A culpa é das elites
Blog "O Jumento" ; Lisboa" ; 16/10/2007
Os portugueses têm uma visão hierárquica da culpa, o culpado de tudo é sempre do que está por cima, se alguém não faz o que deve, desde o cantoneiro ao enfermeiro, o culpado é o chefe superior e assim sucessivamente até ao primeiro-ministro, excluindo-se desta selecção o Presidente da República de quem se espera que confirme que sim senhor, o culpado é mesmo o primeiro-ministro. Tivemos ditadores que não ousamos derrubar e governos que elegemos, mas os culpados foram sempre os que nos governaram.
O empresário faliu? A culpa foi do gestor, no dia seguinte o gestor junta-se aos trabalhadores na afirmação de que a culpa foi do ministro que não ajudou. A produtividade era baixa? A culpa é do ministro do Trabalho que não promoveu a formação profissional. A qualificação profissional não era grande coisa? A culpa é da ministra da Educação. Os produtos chineses são mais baratos? A culpa é do ministro da Economia que não soube impor barreiras tarifárias em Bruxelas.
E como os governos são constituídos pelas elites a culpa é das elites. Somos incultos? A culpa é das elites culturais. Somos mal governados? A culpa é das elites políticas. Temos maus resultados desportivos? A culpa é das elites desportivas. O partido perde eleições? A culpa é das elites do partido. As elites são as culpadas de todos os males, tornam-se o alvo das nossas frustrações.
Somos um povo de cidadãos inimputáveis, ninguém é culpado de nada, as elites é que nos tramam. Ninguém foge ao fisco, a DGCI é que não cobra. Ninguém leva o cão a defecar na rua, a câmara é que não limpa, ninguém se balda no trabalho, o gestor é que é incapaz. Ninguém se esquece de acompanhar os filhos na escola, o professor é que é fraco.
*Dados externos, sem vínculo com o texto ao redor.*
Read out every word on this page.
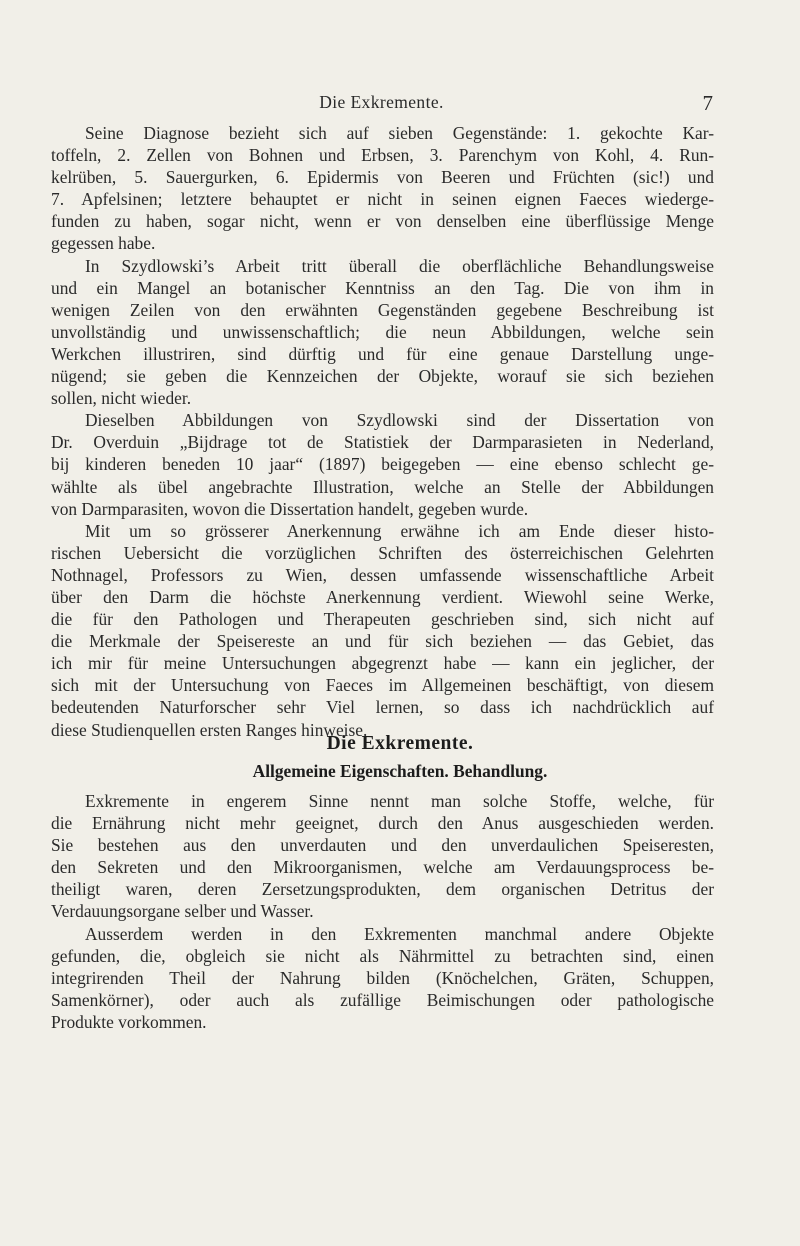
Die Exkremente.	7
Seine Diagnose bezieht sich auf sieben Gegenstände: 1. gekochte Kar-
toffeln, 2. Zellen von Bohnen und Erbsen, 3. Parenchym von Kohl, 4. Run-
kelrüben, 5. Sauergurken, 6. Epidermis von Beeren und Früchten (sic!) und
7. Apfelsinen; letztere behauptet er nicht in seinen eignen Faeces wiederge-
funden zu haben, sogar nicht, wenn er von denselben eine überflüssige Menge
gegessen habe.
In Szydlowski’s Arbeit tritt überall die oberflächliche Behandlungsweise
und ein Mangel an botanischer Kenntniss an den Tag. Die von ihm in
wenigen Zeilen von den erwähnten Gegenständen gegebene Beschreibung ist
unvollständig und unwissenschaftlich; die neun Abbildungen, welche sein
Werkchen illustriren, sind dürftig und für eine genaue Darstellung unge-
nügend; sie geben die Kennzeichen der Objekte, worauf sie sich beziehen
sollen, nicht wieder.
Dieselben Abbildungen von Szydlowski sind der Dissertation von
Dr. Overduin „Bijdrage tot de Statistiek der Darmparasieten in Nederland,
bij kinderen beneden 10 jaar“ (1897) beigegeben — eine ebenso schlecht ge-
wählte als übel angebrachte Illustration, welche an Stelle der Abbildungen
von Darmparasiten, wovon die Dissertation handelt, gegeben wurde.
Mit um so grösserer Anerkennung erwähne ich am Ende dieser histo-
rischen Uebersicht die vorzüglichen Schriften des österreichischen Gelehrten
Nothnagel, Professors zu Wien, dessen umfassende wissenschaftliche Arbeit
über den Darm die höchste Anerkennung verdient. Wiewohl seine Werke,
die für den Pathologen und Therapeuten geschrieben sind, sich nicht auf
die Merkmale der Speisereste an und für sich beziehen — das Gebiet, das
ich mir für meine Untersuchungen abgegrenzt habe — kann ein jeglicher, der
sich mit der Untersuchung von Faeces im Allgemeinen beschäftigt, von diesem
bedeutenden Naturforscher sehr Viel lernen, so dass ich nachdrücklich auf
diese Studienquellen ersten Ranges hinweise.
Die Exkremente.
Allgemeine Eigenschaften. Behandlung.
Exkremente in engerem Sinne nennt man solche Stoffe, welche, für
die Ernährung nicht mehr geeignet, durch den Anus ausgeschieden werden.
Sie bestehen aus den unverdauten und den unverdaulichen Speiseresten,
den Sekreten und den Mikroorganismen, welche am Verdauungsprocess be-
theiligt waren, deren Zersetzungsprodukten, dem organischen Detritus der
Verdauungsorgane selber und Wasser.
Ausserdem werden in den Exkrementen manchmal andere Objekte
gefunden, die, obgleich sie nicht als Nährmittel zu betrachten sind, einen
integrirenden Theil der Nahrung bilden (Knöchelchen, Gräten, Schuppen,
Samenkörner), oder auch als zufällige Beimischungen oder pathologische
Produkte vorkommen.
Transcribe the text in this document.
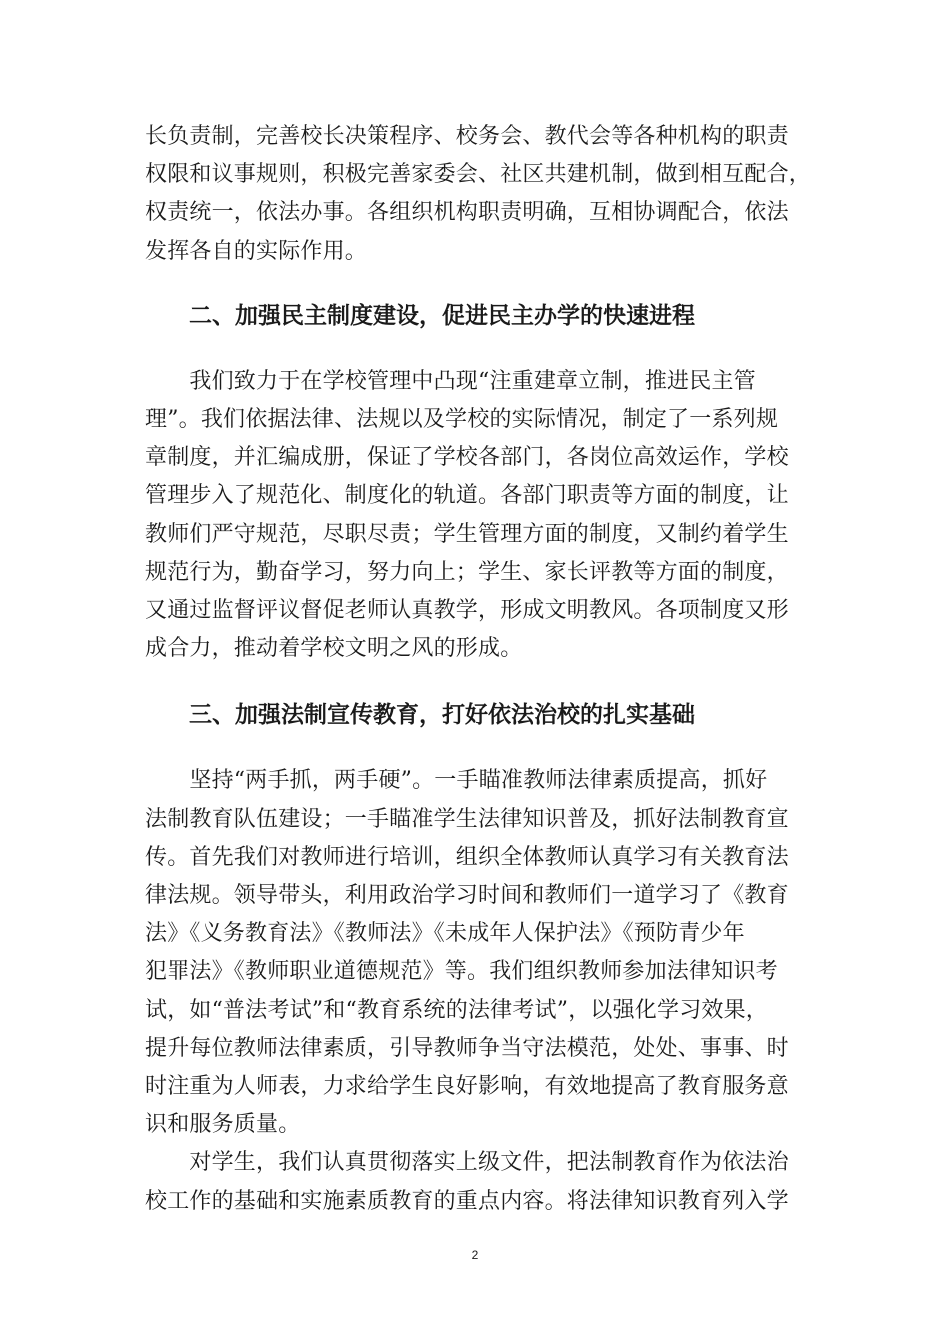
长负责制，完善校长决策程序、校务会、教代会等各种机构的职责
权限和议事规则，积极完善家委会、社区共建机制，做到相互配合，
权责统一，依法办事。各组织机构职责明确，互相协调配合，依法
发挥各自的实际作用。

二、加强民主制度建设，促进民主办学的快速进程

　　我们致力于在学校管理中凸现“注重建章立制，推进民主管
理”。我们依据法律、法规以及学校的实际情况，制定了一系列规
章制度，并汇编成册，保证了学校各部门，各岗位高效运作，学校
管理步入了规范化、制度化的轨道。各部门职责等方面的制度，让
教师们严守规范，尽职尽责；学生管理方面的制度，又制约着学生
规范行为，勤奋学习，努力向上；学生、家长评教等方面的制度，
又通过监督评议督促老师认真教学，形成文明教风。各项制度又形
成合力，推动着学校文明之风的形成。

三、加强法制宣传教育，打好依法治校的扎实基础

　　坚持“两手抓，两手硬”。一手瞄准教师法律素质提高，抓好
法制教育队伍建设；一手瞄准学生法律知识普及，抓好法制教育宣
传。首先我们对教师进行培训，组织全体教师认真学习有关教育法
律法规。领导带头，利用政治学习时间和教师们一道学习了《教育
法》《义务教育法》《教师法》《未成年人保护法》《预防青少年
犯罪法》《教师职业道德规范》等。我们组织教师参加法律知识考
试，如“普法考试”和“教育系统的法律考试”，以强化学习效果，
提升每位教师法律素质，引导教师争当守法模范，处处、事事、时
时注重为人师表，力求给学生良好影响，有效地提高了教育服务意
识和服务质量。

　　对学生，我们认真贯彻落实上级文件，把法制教育作为依法治
校工作的基础和实施素质教育的重点内容。将法律知识教育列入学

2
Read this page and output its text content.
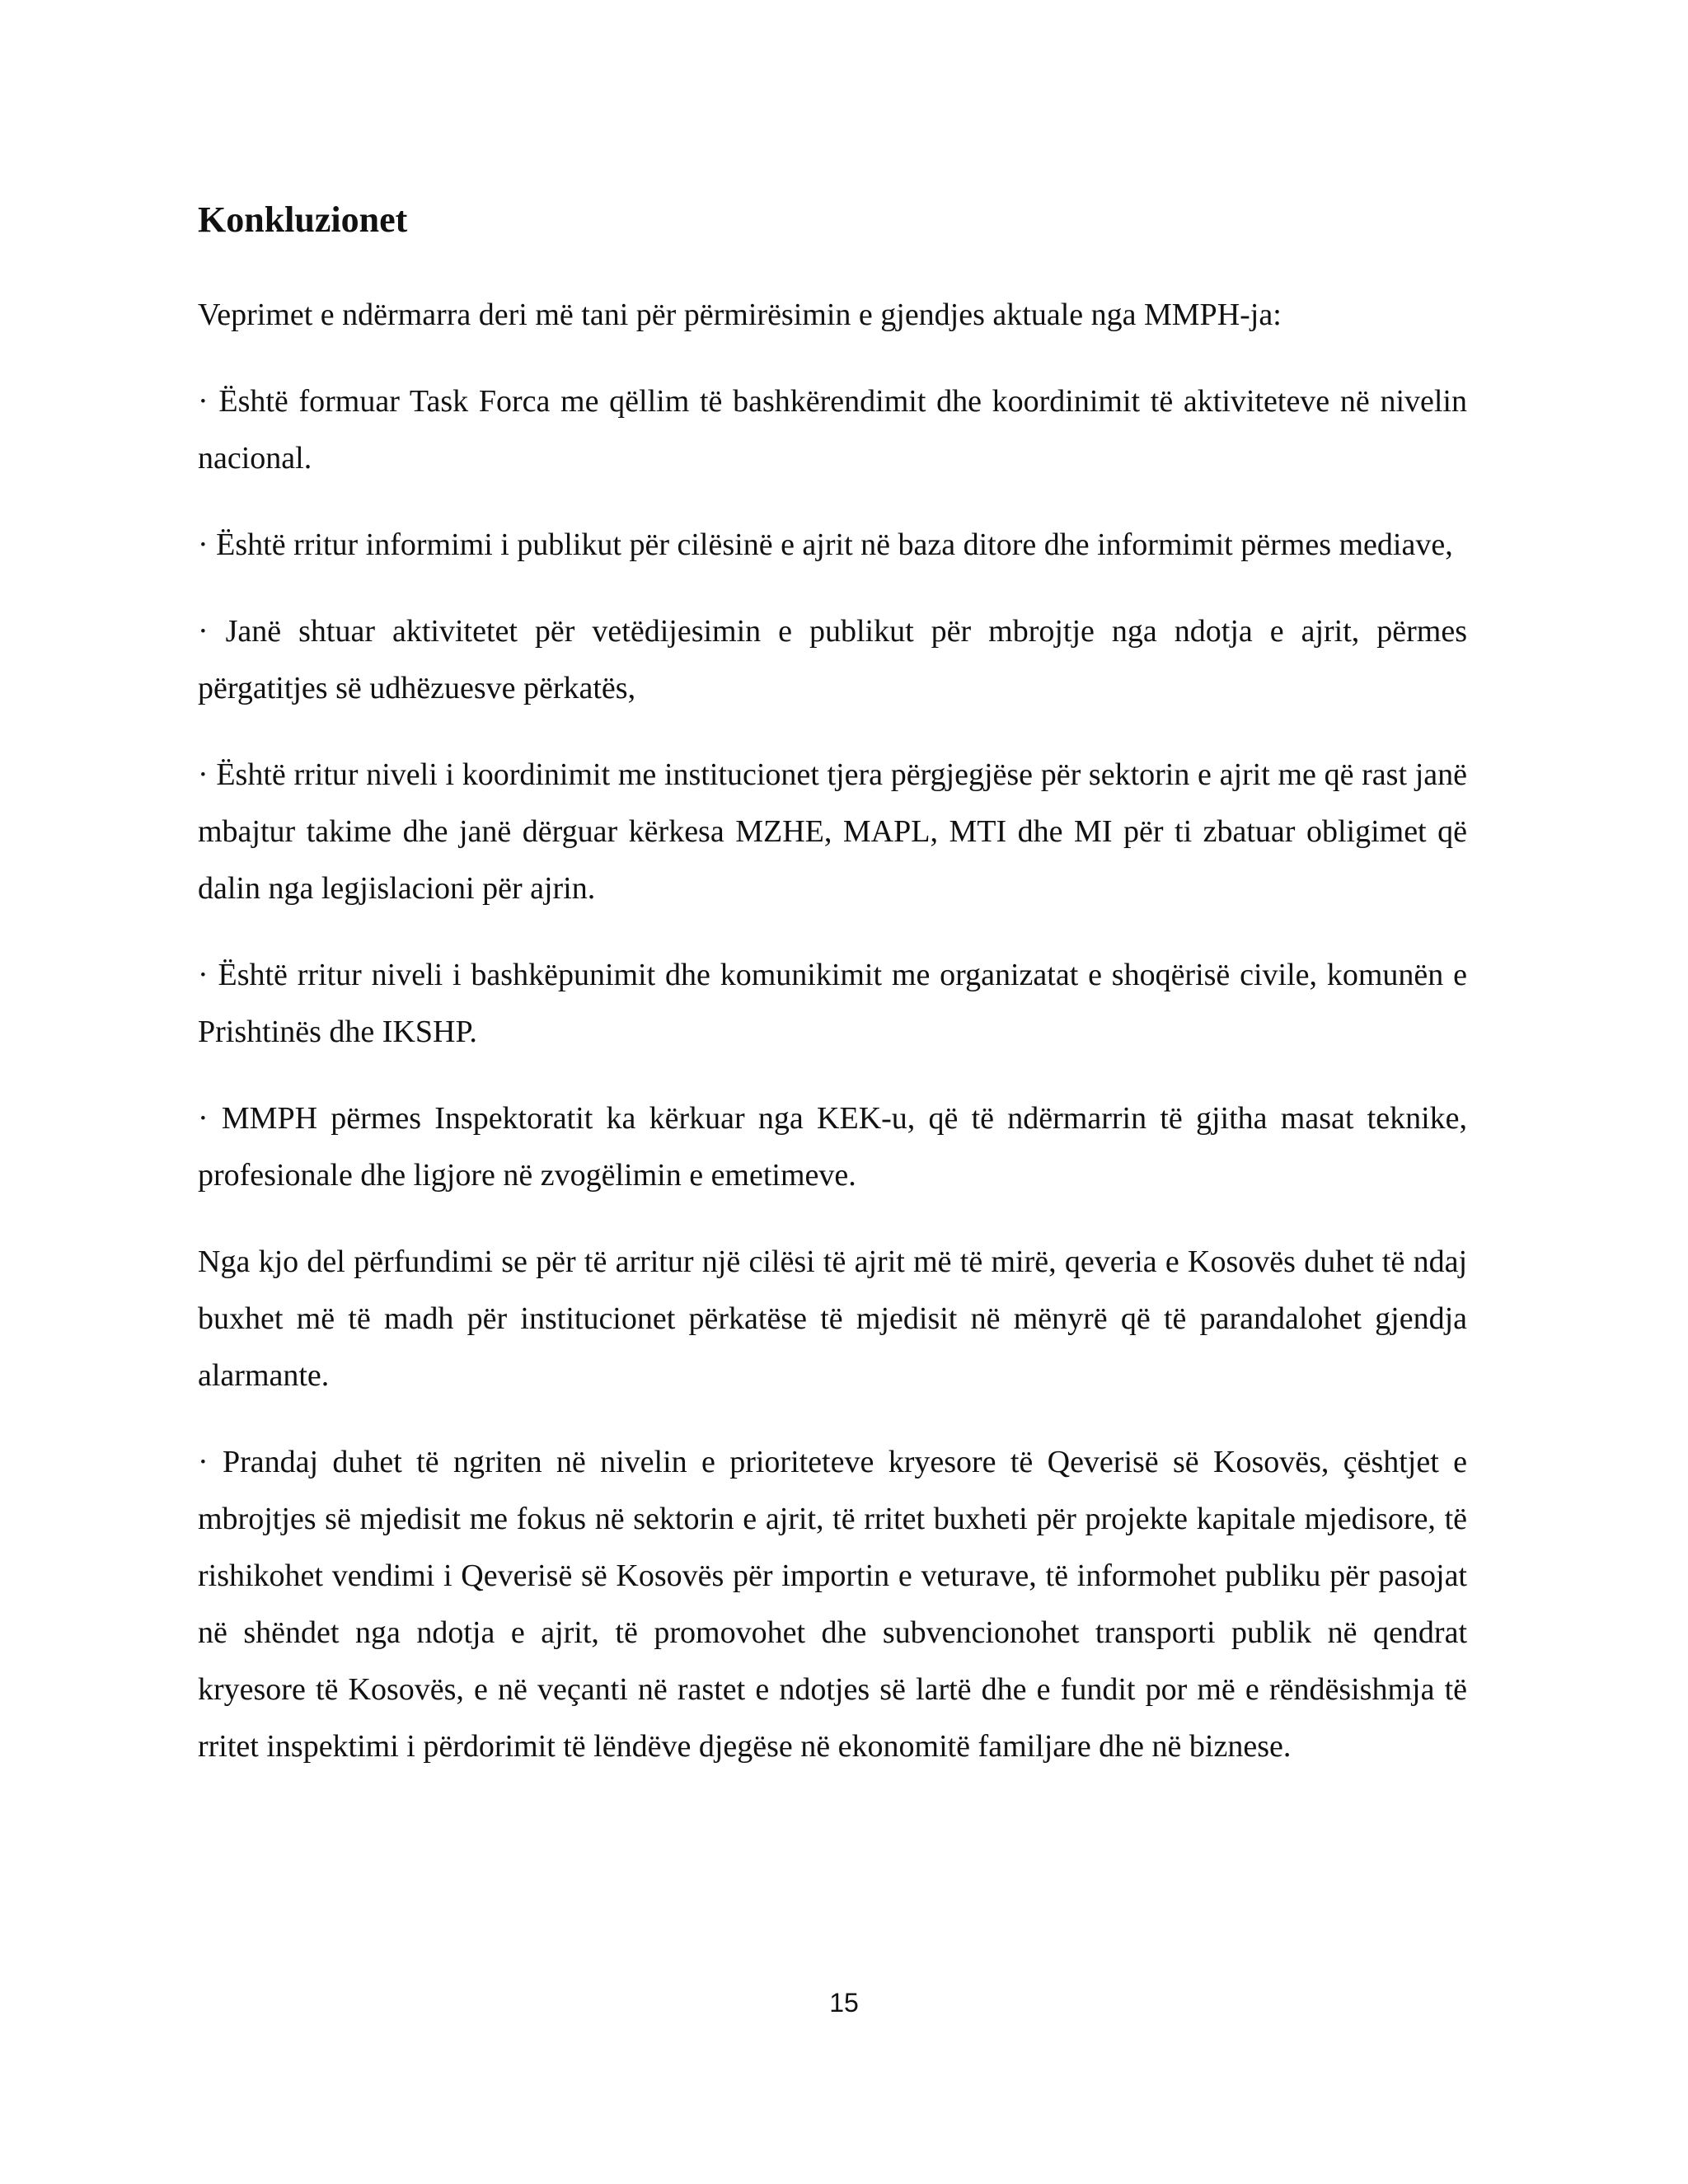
Konkluzionet

Veprimet e ndërmarra deri më tani për përmirësimin e gjendjes aktuale nga MMPH-ja:

· Është formuar Task Forca me qëllim të bashkërendimit dhe koordinimit të aktiviteteve në nivelin nacional.

· Është rritur informimi i publikut për cilësinë e ajrit në baza ditore dhe informimit përmes mediave,

· Janë shtuar aktivitetet për vetëdijesimin e publikut për mbrojtje nga ndotja e ajrit, përmes përgatitjes së udhëzuesve përkatës,

· Është rritur niveli i koordinimit me institucionet tjera përgjegjëse për sektorin e ajrit me që rast janë mbajtur takime dhe janë dërguar kërkesa MZHE, MAPL, MTI dhe MI për ti zbatuar obligimet që dalin nga legjislacioni për ajrin.

· Është rritur niveli i bashkëpunimit dhe komunikimit me organizatat e shoqërisë civile, komunën e Prishtinës dhe IKSHP.

· MMPH përmes Inspektoratit ka kërkuar nga KEK-u, që të ndërmarrin të gjitha masat teknike, profesionale dhe ligjore në zvogëlimin e emetimeve.

Nga kjo del përfundimi se për të arritur një cilësi të ajrit më të mirë, qeveria e Kosovës duhet të ndaj buxhet më të madh për institucionet përkatëse të mjedisit në mënyrë që të parandalohet gjendja alarmante.

· Prandaj duhet të ngriten në nivelin e prioriteteve kryesore të Qeverisë së Kosovës, çështjet e mbrojtjes së mjedisit me fokus në sektorin e ajrit, të rritet buxheti për projekte kapitale mjedisore, të rishikohet vendimi i Qeverisë së Kosovës për importin e veturave, të informohet publiku për pasojat në shëndet nga ndotja e ajrit, të promovohet dhe subvencionohet transporti publik në qendrat kryesore të Kosovës, e në veçanti në rastet e ndotjes së lartë dhe e fundit por më e rëndësishmja të rritet inspektimi i përdorimit të lëndëve djegëse në ekonomitë familjare dhe në biznese.

15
A verdade é que os portugueses têm as elites que merecem e de pouco lhes vai valer vingarem-se nelas. Somos contra elites até porque temos inveja de todos os que são bem sucedido, descobrimos sempre uma boa razão para os que falham e um comportamento criminoso para justificar o sucesso alheio, se não tivermos argumentos recorremos ao azar se formos ateus e à determinação divina se formos crentes.
Não só temos as elites que merecemos como temos as elites que promovemos. Somos um país onde os bons alunos são acusados de marrões, onde os que defendem a mudança são acusados de excesso de protagonismo, onde os mais criativos são apelidados de doidos. Somos um país onde temos medo que o vizinho progrida, tudo fazemos para impor a mediania colectiva.
No fim chegamos sempre à conclusão de que a culpa são das elites. É verdade, temos umas elites da treta, mas são as elites que desejámos, são, portanto, as elites que merecemos.